Two public school boards operate elementary schools in L'Amoreaux, the Toronto District School Board (TDSB) and the Toronto Catholic District School Board (TCDSB). The former is a secular public school board, whereas the latter is a separate school board. Elementary schools in L'Amoreaux include:

- Beverly Glen Junior Public School (TDSB)
- Brookmill Junior Public School (TDSB)
- Epiphany of Our Lord Catholic Academy, formerly St. Cyprian Catholic School (TCDSB)
- Fairglen Junior Public School (TDSB)
- J. B. Tyrell Senior Public School (TDSB)

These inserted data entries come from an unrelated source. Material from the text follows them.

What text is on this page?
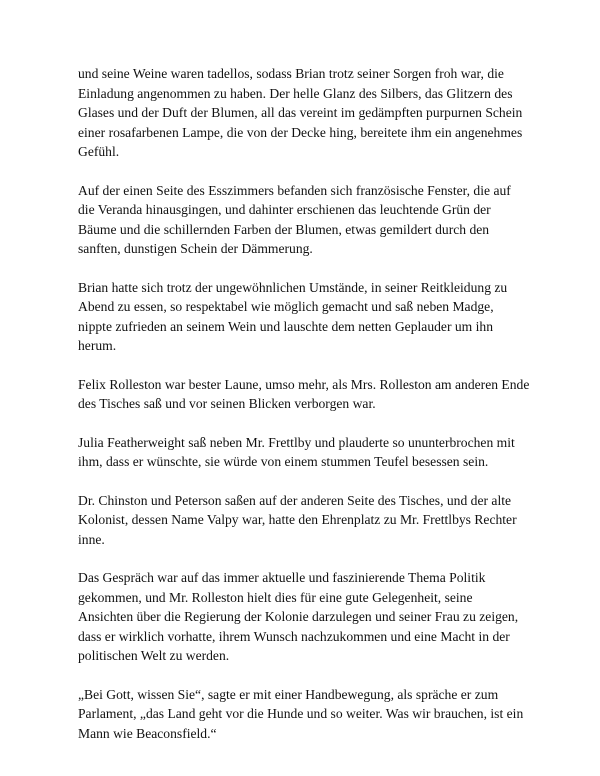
und seine Weine waren tadellos, sodass Brian trotz seiner Sorgen froh war, die Einladung angenommen zu haben. Der helle Glanz des Silbers, das Glitzern des Glases und der Duft der Blumen, all das vereint im gedämpften purpurnen Schein einer rosafarbenen Lampe, die von der Decke hing, bereitete ihm ein angenehmes Gefühl.

Auf der einen Seite des Esszimmers befanden sich französische Fenster, die auf die Veranda hinausgingen, und dahinter erschienen das leuchtende Grün der Bäume und die schillernden Farben der Blumen, etwas gemildert durch den sanften, dunstigen Schein der Dämmerung.

Brian hatte sich trotz der ungewöhnlichen Umstände, in seiner Reitkleidung zu Abend zu essen, so respektabel wie möglich gemacht und saß neben Madge, nippte zufrieden an seinem Wein und lauschte dem netten Geplauder um ihn herum.

Felix Rolleston war bester Laune, umso mehr, als Mrs. Rolleston am anderen Ende des Tisches saß und vor seinen Blicken verborgen war.

Julia Featherweight saß neben Mr. Frettlby und plauderte so ununterbrochen mit ihm, dass er wünschte, sie würde von einem stummen Teufel besessen sein.

Dr. Chinston und Peterson saßen auf der anderen Seite des Tisches, und der alte Kolonist, dessen Name Valpy war, hatte den Ehrenplatz zu Mr. Frettlbys Rechter inne.

Das Gespräch war auf das immer aktuelle und faszinierende Thema Politik gekommen, und Mr. Rolleston hielt dies für eine gute Gelegenheit, seine Ansichten über die Regierung der Kolonie darzulegen und seiner Frau zu zeigen, dass er wirklich vorhatte, ihrem Wunsch nachzukommen und eine Macht in der politischen Welt zu werden.

„Bei Gott, wissen Sie“, sagte er mit einer Handbewegung, als spräche er zum Parlament, „das Land geht vor die Hunde und so weiter. Was wir brauchen, ist ein Mann wie Beaconsfield.“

- Pauline Johnson Junior Public School (TDSB)
- Silver Springs Public School (TDSB)
- St. Aidan Catholic School (TCDSB)
- St. John Fisher Catholic School (TCDSB, defunct) - building houses Mary Ward LINC
- St. Henry Catholic School (TCDSB)
- St. Sylvester Catholic School (TCDSB)
- Timberbank Junior Public School (TDSB)

In addition to elementary schools, TDSB also operates two public secondary schools in the neighbourhood, L'Amoreaux Collegiate Institute, and Sir John A. Macdonald Collegiate Institute. Up until 2009, the TDSB previously operated Timothy Eaton Business and Technical Institute, a technical high school in the area.